Effect of different examination conditions on image quality and quantitative value of amyloid positron emission tomography using 18F-flutemetamol

Abstract

The recommended start time for 18F-flutemetamol amyloid positron emission tomography (PET) examination is 60–120 min after 18F-flutemetamol injection, while an acquisition time of 10–30 min is generally recommended. We aimed to elucidate the effects of different examination conditions on image quality, diagnostic ability, and quantitative value of amyloid PET using 18F-flutemetamol. We acquired data on a Discovery PET/computed tomography 710 scanner using Hoffman brain and pillar phantoms with 20 MBq of 18F for 30 min. The images were reconstructed into 10-, 20-, and 30-min periods.
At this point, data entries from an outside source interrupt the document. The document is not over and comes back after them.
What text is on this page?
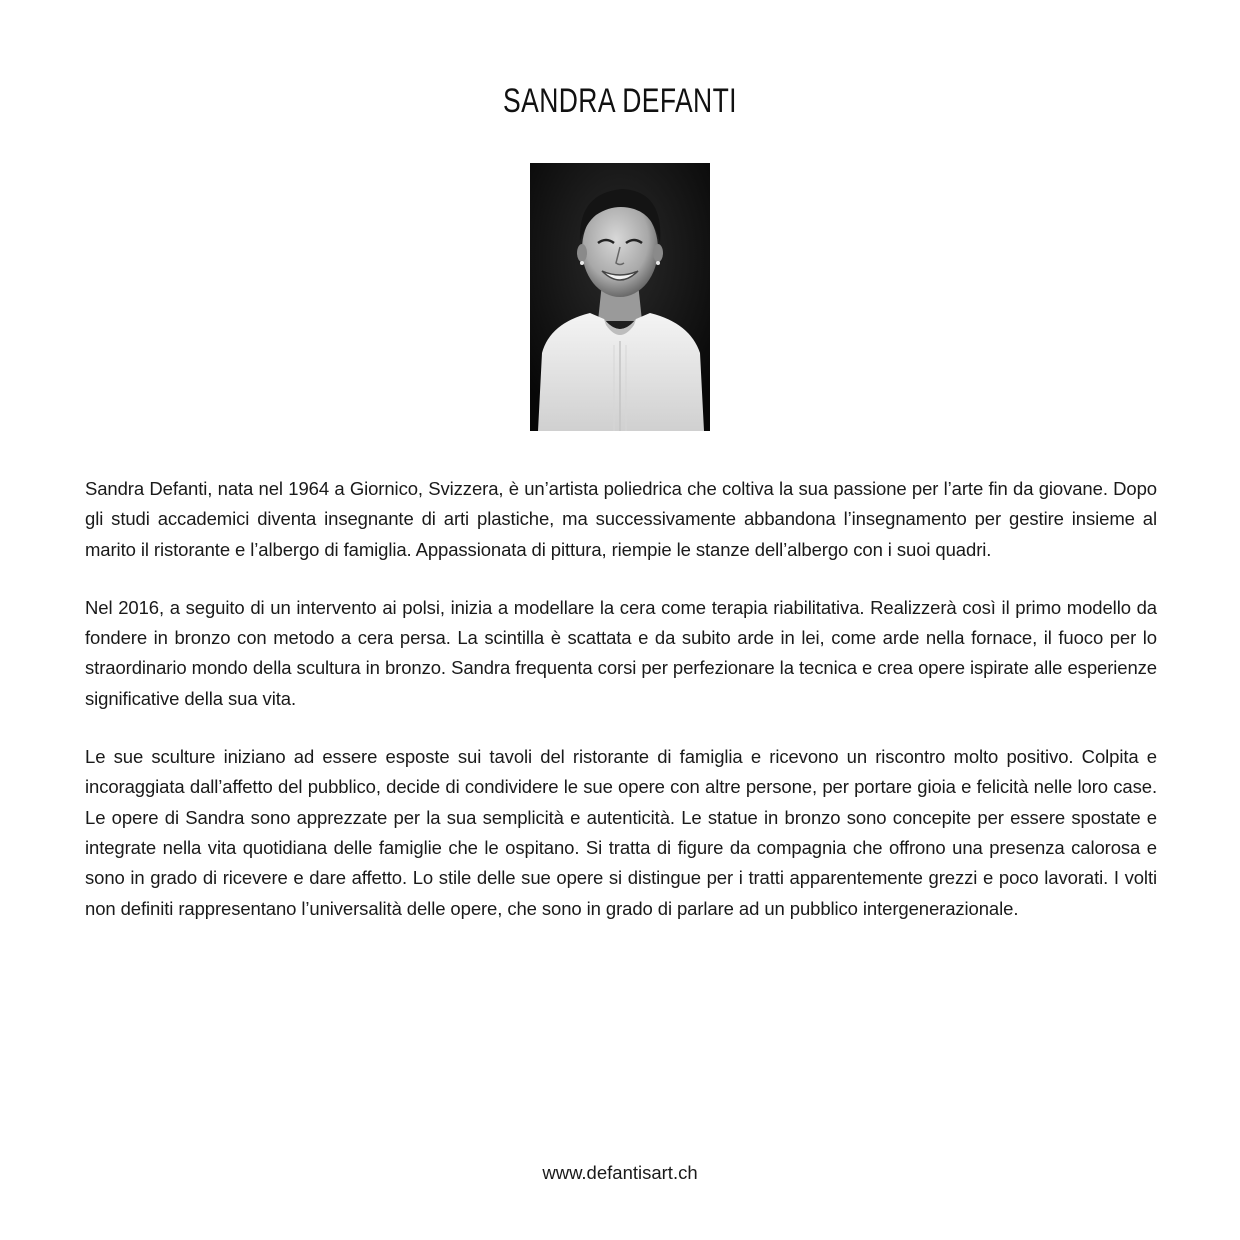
SANDRA DEFANTI

Sandra Defanti, nata nel 1964 a Giornico, Svizzera, è un’artista poliedrica che coltiva la sua passione per l’arte fin da giovane. Dopo gli studi accademici diventa insegnante di arti plastiche, ma successivamente abbandona l’insegnamento per gestire insieme al marito il ristorante e l’albergo di famiglia. Appassionata di pittura, riempie le stanze dell’albergo con i suoi quadri.

Nel 2016, a seguito di un intervento ai polsi, inizia a modellare la cera come terapia riabilitativa. Realizzerà così il primo modello da fondere in bronzo con metodo a cera persa. La scintilla è scattata e da subito arde in lei, come arde nella fornace, il fuoco per lo straordinario mondo della scultura in bronzo. Sandra frequenta corsi per perfezionare la tecnica e crea opere ispirate alle esperienze significative della sua vita.

Le sue sculture iniziano ad essere esposte sui tavoli del ristorante di famiglia e ricevono un riscontro molto positivo. Colpita e incoraggiata dall’affetto del pubblico, decide di condividere le sue opere con altre persone, per portare gioia e felicità nelle loro case. Le opere di Sandra sono apprezzate per la sua semplicità e autenticità. Le statue in bronzo sono concepite per essere spostate e integrate nella vita quotidiana delle famiglie che le ospitano. Si tratta di figure da compagnia che offrono una presenza calorosa e sono in grado di ricevere e dare affetto. Lo stile delle sue opere si distingue per i tratti apparentemente grezzi e poco lavorati. I volti non definiti rappresentano l’universalità delle opere, che sono in grado di parlare ad un pubblico intergenerazionale.

www.defantisart.ch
The ordered subset-expectation maximization algorithm was used for image reconstruction, which uses a 2- or 4-mm Gaussian filter and a combination of iteration and subset numbers. The percentage contrast and coefficient of variation (CV; as the image noise) were used as physical evaluation indices for reconstructed images, and images with superior contrast and low image noise were selected for clinical evaluation. The imaging data of 15 symptomatic patients (n\u2009=\u20097 and n\u2009=\u20098 for positive and negative diagnoses of Alzheimer’s disease, respectively) were reconstructed under the phantom study conditions. Radiographers visually evaluated and ranked the clinical images based on the overall contrast and image noise, and nuclear medicine specialists diagnosed Alzheimer’s disease. We compared the standardized uptake value ratio (SUVR) obtained with different acquisition conditions. The basic study using the phantom revealed high convergence of contrast and image noise in five patterns of acquisition time and filter strengths. Regarding visual evaluation, the use of a 2-mm Gaussian filter caused difficulties in diagnosis because the brain parenchymal accumulation was mottled with high image noise. Differences in image quality and diagnostic ability due to different examination times were not significant. Differences in the SUVR were not significant in patients with a negative Alzheimer’s disease diagnosis; in patients with a positive diagnosis, the SUVR showed significant fluctuation depending on the acquisition conditions. The differences in image quality and diagnostic performance due to the differences in 10-min acquisition time were not significant; however, of note, SUVR showed significant fluctuation depending on the acquisition conditions in patients diagnosed with Alzheimer’s disease.